Chidushim B’Chinuch—Insights into Education
Twelfth of an Ongoing Series
Last week we explored Plato’s proposal for compulsory education, the goal of which is to develop in the child a balanced soul that reaches its potential. Plato called this ideal the Virtuous Soul, from the Greek term for excellence, virtue. But Plato did not stop there. He believed that a virtuous individual is a simulacrum of a virtuous society, and just as the soul needs all of its elements in harmony, so too, society needs all of its citizens living and working in consonance with each other.
The goal of compulsory education is thus both to create virtuous individuals and also to establish a virtuous society. With mandatory schooling, all children reach their potential (at least in theory) and build a harmonious society in which each individual finds his or her own place (yes, Plato was an early proponent of education for both men and women). The denizens of this commonwealth will also all be virtuous individuals themselves, being the best they can be, both as individuals and as integral parts of the whole.
It is remarkable again how much of Plato’s program is found in the philosophy of the Akiva School. When Rabbi Hartman founded Akiva over fifty years ago, he sought to create an educational institution that celebrated the individual within a cohesive whole. At Akiva, our curriculum is tailored to the needs of every student, providing a mixture of enrichment, support, and on-level learning that brings out the best in each of our children. Individualism at Akiva does not mean that we are creating lone wolves, rather, as in Plato’s paradigm, we are nurturing a society of individuals, each of whom contributes in his or her own way to our community, and will, one day, play an integral part in our larger civilization.
Returning to the question, “Why do I have to go to school?” we can say, following Plato, that one of the answers is “…to inculcate in students the shared values we need to create a virtuous and just society.” This was also the aim of another compulsory educational system in antiquity, the network of Jewish schools established by Rabbi Joshua ben Gamla.
Jewish and gentile sources alike pair the first-century rabbinic sage Joshua ben Gamla with Plato as the pioneers of universal education. The Talmud (Bava Batra 21a) tells the story of how compulsory schooling was established. Initially, the Talmud explains, everyone was home-schooled, which meant that only children of parents who were learned were granted an education. To remedy this situation, a central academy was established in Jerusalem, but this only opened education further to children whose parents were able or willing to make the trek to the holy city. The Gemara relates that “this state of affairs continued until Joshua ben Gamla came and instituted an ordinance that schoolhouses should be established in each province and in every town, and they would bring the children in to learn at the age of six and at the age of seven.” Through the effort and innovation of Rabbi Joshua, universal education was established in much the same form we find it today, beginning in elementary school and continuing through young adulthood and beyond.

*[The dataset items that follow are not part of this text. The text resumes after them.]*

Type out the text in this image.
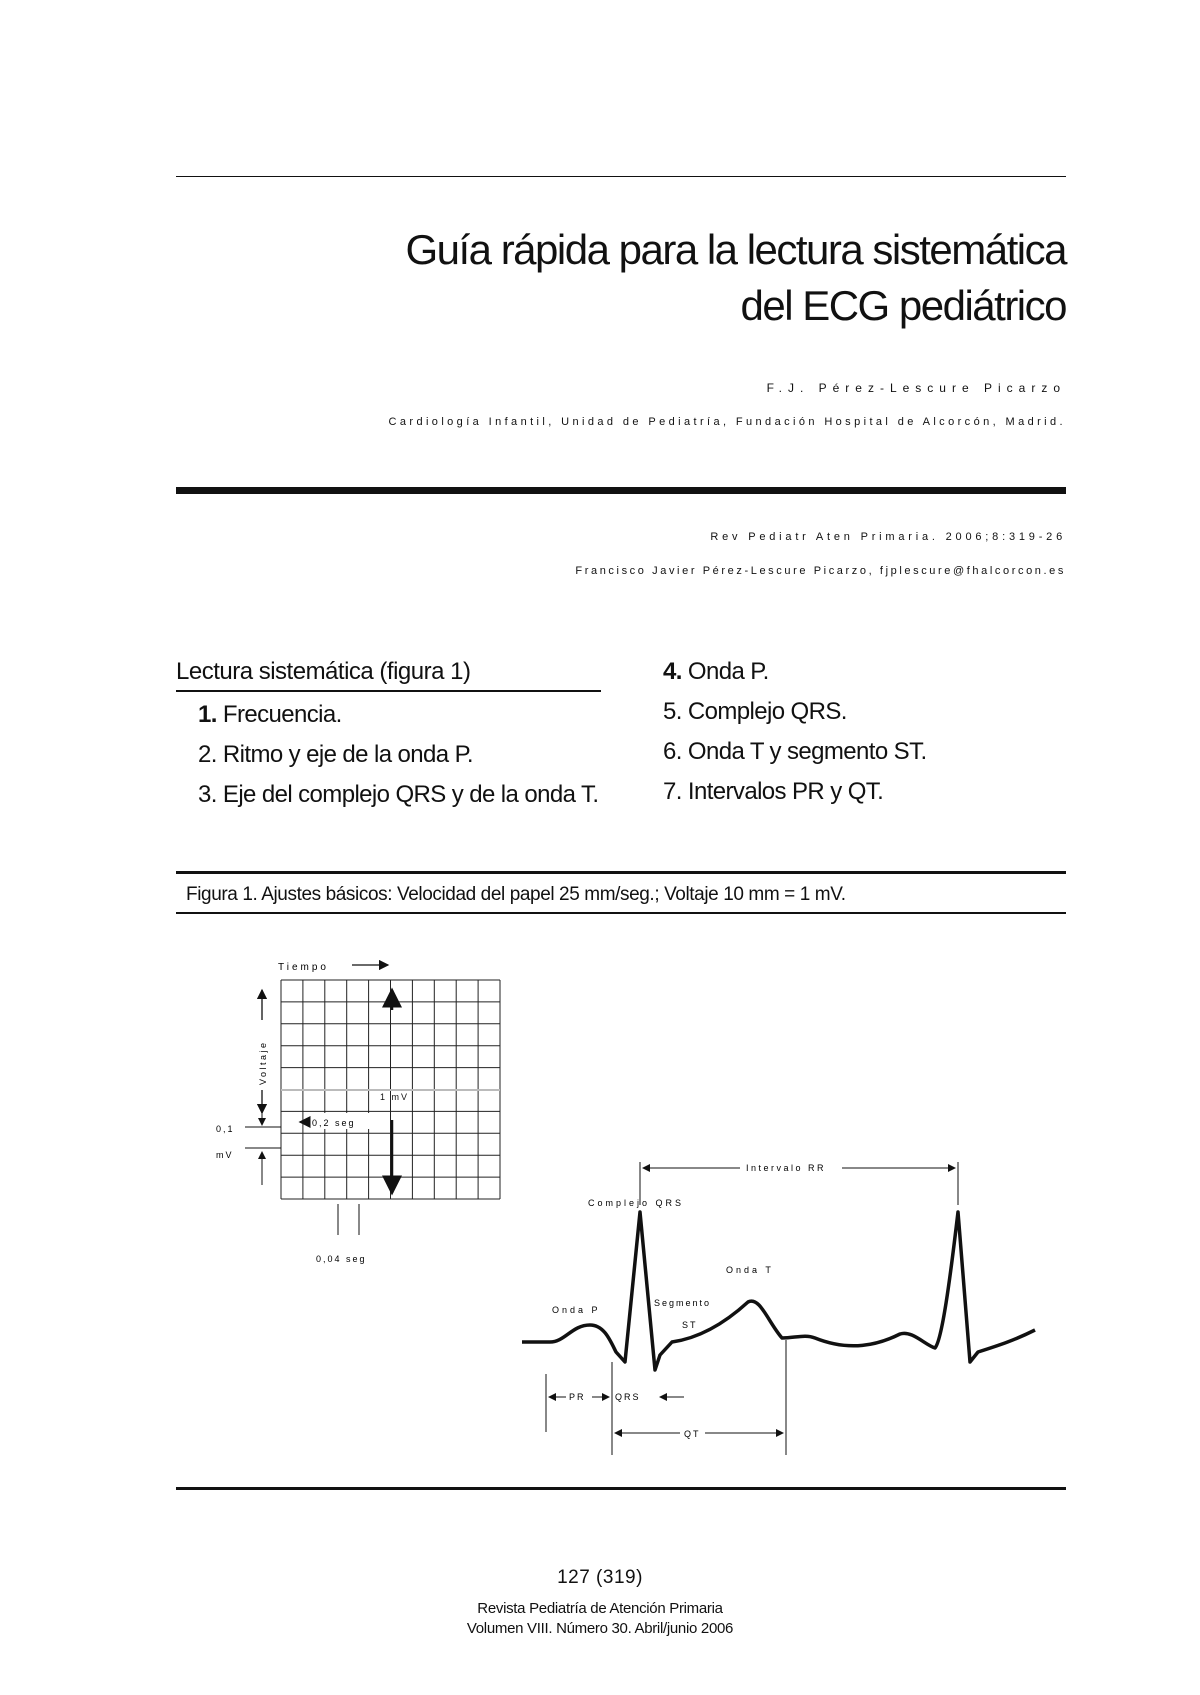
Guía rápida para la lectura sistemática
del ECG pediátrico
F.J. Pérez-Lescure Picarzo
Cardiología Infantil, Unidad de Pediatría, Fundación Hospital de Alcorcón, Madrid.
Rev Pediatr Aten Primaria. 2006;8:319-26
Francisco Javier Pérez-Lescure Picarzo, fjplescure@fhalcorcon.es
Lectura sistemática (figura 1)
1. Frecuencia.
2. Ritmo y eje de la onda P.
3. Eje del complejo QRS y de la onda T.
4. Onda P.
5. Complejo QRS.
6. Onda T y segmento ST.
7. Intervalos PR y QT.
Figura 1. Ajustes básicos: Velocidad del papel 25 mm/seg.; Voltaje 10 mm = 1 mV.
Tiempo
Voltaje
1 mV
0,2 seg
0,1
mV
0,04 seg
Intervalo RR
Complejo QRS
Onda T
Onda P
Segmento
ST
PR	QRS
QT
127 (319)
Revista Pediatría de Atención Primaria
Volumen VIII. Número 30. Abril/junio 2006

The curriculum of Rabbi Joshua’s schools corresponds to the coursework prescribed by Plato, namely, an education for the soul and the moral education necessary to participate in an honest and upright society. For Rabbi Joshua and his colleagues, this holistic syllabus was called Torah. Torah encompasses the religious and ethical teachings of the Bible and the rabbinic tradition. Torah teaches how to solve interpersonal disputes fairly and equitably, instructs how to treat the underprivileged and indigent, and how to live in a good and Godly fashion. Rabbi Akiva, Rabbi Joshua’s colleague and contemporary (and namesake of The Akiva School) famously summarized the curriculum which, like Plato’s, nourished the individual soul as well as society at large: “Love your neighbour as yourself,” Rabbi Akiva said, for “this is the fundamental principle of Torah.”
Our rabbis had in common with Plato the belief that virtue is tied to knowledge. Plato learned this from his teacher, Socretes; our rabbis traced this teaching to Hillel, who said, “an uneducated person cannot be pious.” (Pirkei Avot 2:5) Thus, to the question “Why do I have to go to school?” the fathers of Classical and rabbinic education would have answered, “to gain the knowledge I need to be a virtuous person in a virtuous society.”